A new algorithm (found by the second author) for finding integral relations among a given set of real numbers is described and applied to several sets of real numbers. In particular, it is established that none of the following constants satisfies a simple, low degree polynomial equation: \(\gamma\) (Euler’s constant), \(\log \gamma\), \(\log \pi\), \(\rho_1\) (the imaginary part of the first complex zero of the Riemann zeta-function), \(\log \rho_1\), \(\zeta(3)\) (Riemann’s zeta-function evaluated at 3), and \(log \zeta(3)\). Moreover, minimum Euclidean norms are listed for any integer relation which could possibly be satisfied by vectors consisting of powers of the above numbers. The algorithm is also applied to Feigenbaum’s constant, and to two constants of fundamental physics. However, these constants are only known to very moderate precision (derived from experiments), so that the results found for these constants are much weaker than those obtained for \(\gamma\), \(\log \gamma\), etc.
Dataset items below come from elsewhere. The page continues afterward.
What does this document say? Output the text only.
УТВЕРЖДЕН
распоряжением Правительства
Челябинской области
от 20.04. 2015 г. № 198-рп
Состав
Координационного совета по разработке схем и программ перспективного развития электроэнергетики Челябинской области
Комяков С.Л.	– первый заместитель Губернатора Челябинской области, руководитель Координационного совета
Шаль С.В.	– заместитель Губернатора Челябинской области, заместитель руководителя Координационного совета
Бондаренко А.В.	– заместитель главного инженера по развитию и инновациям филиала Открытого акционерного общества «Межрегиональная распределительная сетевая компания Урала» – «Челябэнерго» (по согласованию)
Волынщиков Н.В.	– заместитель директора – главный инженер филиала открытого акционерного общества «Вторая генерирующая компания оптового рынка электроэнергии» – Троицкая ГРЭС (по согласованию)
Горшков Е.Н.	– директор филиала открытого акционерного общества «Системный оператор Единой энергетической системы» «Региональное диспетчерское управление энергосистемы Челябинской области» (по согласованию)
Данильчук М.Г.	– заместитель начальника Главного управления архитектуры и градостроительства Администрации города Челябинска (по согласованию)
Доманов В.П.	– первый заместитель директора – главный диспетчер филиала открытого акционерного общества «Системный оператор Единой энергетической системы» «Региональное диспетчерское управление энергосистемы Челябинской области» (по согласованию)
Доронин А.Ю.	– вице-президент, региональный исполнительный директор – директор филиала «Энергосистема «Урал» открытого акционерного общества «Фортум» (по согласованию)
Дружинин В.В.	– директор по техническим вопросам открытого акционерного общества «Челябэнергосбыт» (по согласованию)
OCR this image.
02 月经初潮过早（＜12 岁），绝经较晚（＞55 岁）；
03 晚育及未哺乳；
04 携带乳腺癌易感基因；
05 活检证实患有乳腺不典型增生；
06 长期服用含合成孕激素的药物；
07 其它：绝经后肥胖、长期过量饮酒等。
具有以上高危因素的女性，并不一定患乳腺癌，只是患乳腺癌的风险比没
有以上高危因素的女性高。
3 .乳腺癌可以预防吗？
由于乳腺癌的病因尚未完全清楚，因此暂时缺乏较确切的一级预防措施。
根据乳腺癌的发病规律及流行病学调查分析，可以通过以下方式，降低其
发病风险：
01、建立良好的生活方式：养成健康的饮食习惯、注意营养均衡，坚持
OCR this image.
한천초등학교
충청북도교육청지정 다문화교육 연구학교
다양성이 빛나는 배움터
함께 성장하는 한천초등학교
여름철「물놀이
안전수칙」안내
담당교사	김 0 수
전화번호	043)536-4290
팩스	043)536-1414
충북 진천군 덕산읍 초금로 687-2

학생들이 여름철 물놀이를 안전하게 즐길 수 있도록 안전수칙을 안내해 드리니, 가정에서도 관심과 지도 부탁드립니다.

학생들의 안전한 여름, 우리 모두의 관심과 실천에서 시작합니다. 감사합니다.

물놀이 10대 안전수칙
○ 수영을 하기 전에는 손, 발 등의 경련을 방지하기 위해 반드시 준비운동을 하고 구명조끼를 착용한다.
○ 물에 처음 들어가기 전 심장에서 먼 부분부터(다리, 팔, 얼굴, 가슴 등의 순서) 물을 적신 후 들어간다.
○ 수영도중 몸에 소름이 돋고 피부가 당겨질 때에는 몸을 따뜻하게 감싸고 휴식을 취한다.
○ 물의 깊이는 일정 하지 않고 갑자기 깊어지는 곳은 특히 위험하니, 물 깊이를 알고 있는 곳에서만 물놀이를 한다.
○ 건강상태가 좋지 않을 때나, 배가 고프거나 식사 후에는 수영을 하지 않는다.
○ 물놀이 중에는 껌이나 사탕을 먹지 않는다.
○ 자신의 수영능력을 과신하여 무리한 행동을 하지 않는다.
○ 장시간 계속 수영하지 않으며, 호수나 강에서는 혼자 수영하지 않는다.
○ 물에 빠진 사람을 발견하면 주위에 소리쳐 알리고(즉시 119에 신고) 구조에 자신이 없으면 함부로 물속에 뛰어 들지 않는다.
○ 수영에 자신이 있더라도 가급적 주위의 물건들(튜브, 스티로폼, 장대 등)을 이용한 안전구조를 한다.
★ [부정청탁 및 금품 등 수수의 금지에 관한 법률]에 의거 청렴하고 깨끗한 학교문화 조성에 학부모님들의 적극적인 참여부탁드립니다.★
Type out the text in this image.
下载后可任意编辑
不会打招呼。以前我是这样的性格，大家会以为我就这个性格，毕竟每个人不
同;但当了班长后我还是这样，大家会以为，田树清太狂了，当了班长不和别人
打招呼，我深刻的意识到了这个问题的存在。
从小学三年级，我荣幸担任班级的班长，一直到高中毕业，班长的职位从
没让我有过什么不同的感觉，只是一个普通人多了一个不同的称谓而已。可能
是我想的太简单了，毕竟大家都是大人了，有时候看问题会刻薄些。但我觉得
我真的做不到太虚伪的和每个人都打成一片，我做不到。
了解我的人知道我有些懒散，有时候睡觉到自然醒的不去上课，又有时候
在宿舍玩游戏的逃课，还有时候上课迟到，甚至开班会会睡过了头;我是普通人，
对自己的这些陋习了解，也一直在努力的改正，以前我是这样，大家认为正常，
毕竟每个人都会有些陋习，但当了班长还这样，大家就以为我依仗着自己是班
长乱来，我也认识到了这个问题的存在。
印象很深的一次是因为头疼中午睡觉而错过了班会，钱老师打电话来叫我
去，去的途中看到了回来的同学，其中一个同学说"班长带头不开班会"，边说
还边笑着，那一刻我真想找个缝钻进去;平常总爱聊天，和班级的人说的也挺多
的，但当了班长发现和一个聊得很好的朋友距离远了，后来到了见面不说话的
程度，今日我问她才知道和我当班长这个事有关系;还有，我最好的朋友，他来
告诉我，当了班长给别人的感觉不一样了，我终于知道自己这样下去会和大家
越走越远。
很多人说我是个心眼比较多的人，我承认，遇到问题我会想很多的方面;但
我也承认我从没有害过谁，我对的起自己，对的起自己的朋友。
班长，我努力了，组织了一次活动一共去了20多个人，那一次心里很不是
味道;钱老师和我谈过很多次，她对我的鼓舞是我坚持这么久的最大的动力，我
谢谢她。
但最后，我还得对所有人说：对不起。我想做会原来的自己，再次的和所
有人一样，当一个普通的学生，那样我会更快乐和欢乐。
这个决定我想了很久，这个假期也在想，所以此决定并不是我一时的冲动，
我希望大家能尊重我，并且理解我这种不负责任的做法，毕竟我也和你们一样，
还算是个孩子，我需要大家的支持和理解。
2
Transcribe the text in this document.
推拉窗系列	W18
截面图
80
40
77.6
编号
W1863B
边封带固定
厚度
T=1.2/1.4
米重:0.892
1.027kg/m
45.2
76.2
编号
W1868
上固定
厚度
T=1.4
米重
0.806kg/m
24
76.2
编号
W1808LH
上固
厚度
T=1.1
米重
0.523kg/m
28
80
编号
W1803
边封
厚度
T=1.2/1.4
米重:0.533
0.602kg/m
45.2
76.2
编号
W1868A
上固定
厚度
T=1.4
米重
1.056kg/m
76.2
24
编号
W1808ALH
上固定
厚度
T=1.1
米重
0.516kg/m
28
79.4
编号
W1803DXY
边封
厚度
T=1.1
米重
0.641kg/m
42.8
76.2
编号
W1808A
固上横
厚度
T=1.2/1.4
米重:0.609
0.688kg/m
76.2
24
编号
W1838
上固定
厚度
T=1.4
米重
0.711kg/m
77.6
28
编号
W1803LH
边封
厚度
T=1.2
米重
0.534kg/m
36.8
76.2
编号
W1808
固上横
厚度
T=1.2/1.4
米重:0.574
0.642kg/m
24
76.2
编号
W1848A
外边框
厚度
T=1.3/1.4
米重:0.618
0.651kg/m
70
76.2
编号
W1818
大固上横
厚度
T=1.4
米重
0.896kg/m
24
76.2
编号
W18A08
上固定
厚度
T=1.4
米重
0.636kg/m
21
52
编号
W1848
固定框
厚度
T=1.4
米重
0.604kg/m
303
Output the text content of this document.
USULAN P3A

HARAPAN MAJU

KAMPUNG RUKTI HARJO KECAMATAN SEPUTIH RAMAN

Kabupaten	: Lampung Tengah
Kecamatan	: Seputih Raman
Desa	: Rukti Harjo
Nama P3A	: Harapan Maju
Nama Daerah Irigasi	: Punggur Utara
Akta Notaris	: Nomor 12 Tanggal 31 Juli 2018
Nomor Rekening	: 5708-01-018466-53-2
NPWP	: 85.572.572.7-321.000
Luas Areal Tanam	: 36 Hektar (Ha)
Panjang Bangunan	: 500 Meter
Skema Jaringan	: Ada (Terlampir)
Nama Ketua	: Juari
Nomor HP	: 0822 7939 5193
Multiprecision computations are used to run the algorithm (with an accuracy of up to 768 decimal digits). The multiplication procedure is based on a fast complex FFT routine. Much care is devoted to the reliability of the computational results. The computations were performed on two different computer systems (a Cray-2 supercomputer and a Silicon Graphics IRIS 4D workstation) with different programs on the two computers. The new algorithm is much faster than a previous algorithm of Forcade and Ferguson (by a factor of at least 300 for a given example).
Similar recent work by R. Kannan and L. A. McGeoch [Lect. Notes Comput. Sci. 241, 263–269 (1986; Zbl 0616.10027)] is briefly mentioned: this utilizes the Lovász basis reduction algorithm to obtain bounds on any polynomial that could be satisfied by \(e-\pi\) and \(e+\pi\). It would be interesting to see how Kannan and McGeoch’s attack compares with the new algorithm studied in the present paper.